On one of the exhibitions’ explanatory wall panels (these are all extremely well written), is a comment attributed to the artist: ‘I don't paint portraits, I paint people in their surroundings’. You could say that he painted people almost embedded in their personal spaces.
While many Parisian artists benefited at this time from the patronage of Jewish art collectors, magazine writers and gallery owners, a number of them, as well as the general public, were swept along by the anti-Semitism already pretty widespread in Paris even before the Dreyfus Affair, but which convulsed France in 1894 and lasted for 12 years. Alfred Dreyfus, a Jewish officer on the French General Staff was accused of being a German spy on fabricated evidence, imprisoned, released, then reconvicted and released until he was officially exonerated in 1906.

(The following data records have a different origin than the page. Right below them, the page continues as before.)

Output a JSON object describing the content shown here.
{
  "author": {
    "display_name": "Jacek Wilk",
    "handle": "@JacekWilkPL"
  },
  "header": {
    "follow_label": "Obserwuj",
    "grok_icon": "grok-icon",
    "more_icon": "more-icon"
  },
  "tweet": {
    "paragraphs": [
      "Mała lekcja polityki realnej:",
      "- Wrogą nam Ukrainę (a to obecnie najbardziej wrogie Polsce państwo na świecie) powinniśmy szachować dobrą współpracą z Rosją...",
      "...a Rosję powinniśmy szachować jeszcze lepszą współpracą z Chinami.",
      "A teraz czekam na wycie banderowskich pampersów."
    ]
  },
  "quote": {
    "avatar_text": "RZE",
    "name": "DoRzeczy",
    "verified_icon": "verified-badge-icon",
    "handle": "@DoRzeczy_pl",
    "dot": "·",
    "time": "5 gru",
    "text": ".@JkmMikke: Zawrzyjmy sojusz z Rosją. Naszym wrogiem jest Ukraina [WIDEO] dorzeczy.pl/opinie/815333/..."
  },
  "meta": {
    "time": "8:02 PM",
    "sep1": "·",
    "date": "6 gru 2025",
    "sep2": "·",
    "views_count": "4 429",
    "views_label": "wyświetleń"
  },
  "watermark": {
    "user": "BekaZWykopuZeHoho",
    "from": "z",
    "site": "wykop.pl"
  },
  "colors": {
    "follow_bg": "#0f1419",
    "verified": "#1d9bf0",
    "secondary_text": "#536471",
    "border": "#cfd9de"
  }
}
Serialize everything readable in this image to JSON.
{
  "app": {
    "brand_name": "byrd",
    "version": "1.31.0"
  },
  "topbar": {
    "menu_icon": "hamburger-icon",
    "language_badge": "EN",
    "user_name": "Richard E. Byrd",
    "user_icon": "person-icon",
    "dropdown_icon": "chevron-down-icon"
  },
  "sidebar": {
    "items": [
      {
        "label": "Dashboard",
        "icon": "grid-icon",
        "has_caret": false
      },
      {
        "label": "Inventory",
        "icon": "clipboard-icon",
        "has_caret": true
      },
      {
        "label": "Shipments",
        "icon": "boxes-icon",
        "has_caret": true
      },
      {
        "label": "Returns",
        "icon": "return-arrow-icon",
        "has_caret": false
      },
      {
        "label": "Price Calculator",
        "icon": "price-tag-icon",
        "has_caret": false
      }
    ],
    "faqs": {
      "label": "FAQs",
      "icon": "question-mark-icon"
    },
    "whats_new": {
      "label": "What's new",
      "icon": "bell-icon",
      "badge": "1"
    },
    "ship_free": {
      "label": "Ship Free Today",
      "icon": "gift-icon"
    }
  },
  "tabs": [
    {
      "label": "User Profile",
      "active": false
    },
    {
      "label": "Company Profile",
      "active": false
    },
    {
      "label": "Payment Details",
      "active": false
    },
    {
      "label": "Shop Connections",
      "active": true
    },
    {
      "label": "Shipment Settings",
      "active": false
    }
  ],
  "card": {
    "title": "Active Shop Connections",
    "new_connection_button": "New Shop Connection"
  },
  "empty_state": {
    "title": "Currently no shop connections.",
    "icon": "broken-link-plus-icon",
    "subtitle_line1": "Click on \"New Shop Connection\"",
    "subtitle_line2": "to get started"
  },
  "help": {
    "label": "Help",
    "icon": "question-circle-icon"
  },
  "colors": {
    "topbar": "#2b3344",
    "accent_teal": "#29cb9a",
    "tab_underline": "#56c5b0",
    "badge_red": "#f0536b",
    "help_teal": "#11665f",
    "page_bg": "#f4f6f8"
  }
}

Another Jewish connection, on which both the exhibition and the book focus, developed after Thadée and Misia separated. In 1900 Vuillard joined the Bernheim-Jeune gallery, a prestigious venue for modern art and began to receive commissions from new patrons. The gallery was managed by Jos Hessel and his cousins. Hessel arranged the first Nabis exhibition in 1900, and remained Vuillard's principal dealer and close friend for the next 40 years.
Jos and his wife Lucy belonged to a wealthy, culturally sophisticated Jewish circle. Lucy Hessel became Vuillard's confidante and supporter and eventually his lover, in a relationship that lasted until his death. Along with his many commissioned portraits of Parisian ladies, often with their children, Vuillard painted Lucy, and her family and friends, pictures of elegant modern leisure with sumptuous interiors and lovely landscapes that ended just before the Germans invaded France.
The exhibition focuses on these two main relationships with Misia and Lucy, and the circles within which they moved, showing the development of Vuillard's painting, from the dense early compositions to his more naturalistic style of post 1900. Throughout, Vuillard presents us not only with the psychological ambiance of the sitter's daily life as he embeds her in her surroundings, but through his use of colour and composition he expresses the immediacy of the sitter’s present experience.
Edouard Vuillard. A Painter and His Muses, 1890–1940 by Stephen Brown, with an essay by Richard R. Brettellis published by the Jewish Museum, New York and Yale University Press, New Haven. 144pp., 109 colour and 7 mono illus, $45.00 (hardback). ISBN 978-0-300-17675-9. The catalogue contains an accessible introduction by Stephen Brown; Richard Brettell’s essay is more complex.